KENT  It’s a long way from New Franklin to Gainesville, Fla.

But the 938 miles mattered much less to former Manchester standout Alyssa Matheny than the 5' 8.75"  she cleared to win what she called “a much larger meet than I’ve been to in my whole life.”

The Kent State sophomore won the high jump at the University of Florida Tom Jones Memorial meet late last month, recording her second-best height of the season and earning her first win since an indoor dual meet against Akron in late January, punctuating a sophomore season that has seen her continue to make an impact on the college level after a record-setting high school career.

“Honestly, I was a little nervous going in, but I started warming up and I was feeling good and confident in how it was going and how I was going to do,” Matheny said.

She admitted that even in high school, she tended to perform better in big meets and on the college level, most every meet can have that feel. Gone are dual meets against league rivals where the crowd can number less than 100 and in its place are meets featuring Division I teams from across the country, athletes from around the world and sometimes, television cameras.

At the UF meet, schools such as Florida State, Miami, Syracuse, Tennessee and North Carolina were part of the field, providing a challenging collection of opponents for Matheny and the rest of the Golden Flashes.

The jump from high school track to the college level can be intimidating for any athlete, but Matheny had a bit of a head start on understanding that leap. Her older sisters, Kayla and Christina, both ran track in college, with Kayla competing for Muskingum and Christina at Wingate.

Last season, as a freshman trying to settle in on a new team, Matheny leaned on her sisters for advice early and often.

“Most definitely, my freshman year was really difficult for me coming from a small school and competing in Division I at such a large school with such a large track team, at times I did get down on myself,” Matheny said. “My sisters, they also competed track in college and they were able to help a lot. I would go to them and ask, ’Is it normal to feel that way?’ and they would help me and tell me that’s how it’s supposed to be, you might struggle at times.”

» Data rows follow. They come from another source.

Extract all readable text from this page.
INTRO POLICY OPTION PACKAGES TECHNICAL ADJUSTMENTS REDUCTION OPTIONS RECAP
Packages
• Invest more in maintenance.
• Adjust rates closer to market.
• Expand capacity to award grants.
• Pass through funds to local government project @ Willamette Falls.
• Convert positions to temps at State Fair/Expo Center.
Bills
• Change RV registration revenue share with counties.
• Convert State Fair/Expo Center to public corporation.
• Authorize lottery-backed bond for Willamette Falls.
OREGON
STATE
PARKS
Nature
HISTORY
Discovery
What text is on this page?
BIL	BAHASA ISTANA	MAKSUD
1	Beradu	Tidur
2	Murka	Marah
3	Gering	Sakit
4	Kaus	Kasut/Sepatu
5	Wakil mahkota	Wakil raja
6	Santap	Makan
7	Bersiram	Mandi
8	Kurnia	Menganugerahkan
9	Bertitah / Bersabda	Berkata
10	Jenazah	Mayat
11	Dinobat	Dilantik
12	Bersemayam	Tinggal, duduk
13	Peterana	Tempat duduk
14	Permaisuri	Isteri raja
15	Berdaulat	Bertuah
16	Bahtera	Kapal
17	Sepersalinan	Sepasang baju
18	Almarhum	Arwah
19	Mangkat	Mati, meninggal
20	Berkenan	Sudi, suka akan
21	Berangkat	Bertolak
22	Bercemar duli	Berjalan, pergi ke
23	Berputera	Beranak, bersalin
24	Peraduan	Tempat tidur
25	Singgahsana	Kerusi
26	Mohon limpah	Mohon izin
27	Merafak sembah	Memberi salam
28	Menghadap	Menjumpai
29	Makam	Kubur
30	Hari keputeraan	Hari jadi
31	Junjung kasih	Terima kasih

One difference between her college track experience and those of her sisters is that, while there are meets such as the UF contest, going to Kent means she’s closer to home than Kayla or Christina were during their college careers.

The short distance between New Franklin and Kent has allowed family members, friends, former coaches and high school teammates to attend meets and cheer Matheny on. Often, some of them will follow results online for meets further from home and message her about how well she’s doing.

That level of success has allowed Matheny to further raise her own expectations, a process that is ongoing in the best possible way.

“I feel like you always have this goal or idea to go bigger than you think you can, but once you start competing and succeeding and reaching goals higher than you ever expected to, you have make those dreams into new ones,” she said.

The UF win was one such moment and given the field at the event, it’s safe to say it put her on the radar for those who may not have known about her before.

Part of that success may also stem from having more chances to compete, hone her craft and go up against a higher level of talent due to how much larger and longer the college track and field season is than high school. With a full indoor season over the winter and an outdoor season that occupies virtually the entire spring, college track dwarfs its high school counterpart.

At Manchester, there was no official indoor team, although Matheny and a few other athletes created a club team to compete at indoor meets at Kent State and Akron. That also wasn’t the only time she set foot on a college campus while in high school, as she took post secondary classes and was able to get a head start on her degree before becoming a full-time college student.

Now a business management major, she isn’t quite certain yet what her career path will be after graduation, but has a couple more years to figure that out. If she can mirror the success she’s had on the track when it comes to academics and the work world, she’ll be on a winning path regardless of where her degree leads.

The question she’ll face after graduation, ironically, is the same once she’s facing after her meet-winning leap in Gainesville as she tries to use it as a launching point to bigger and even better things: What’s next?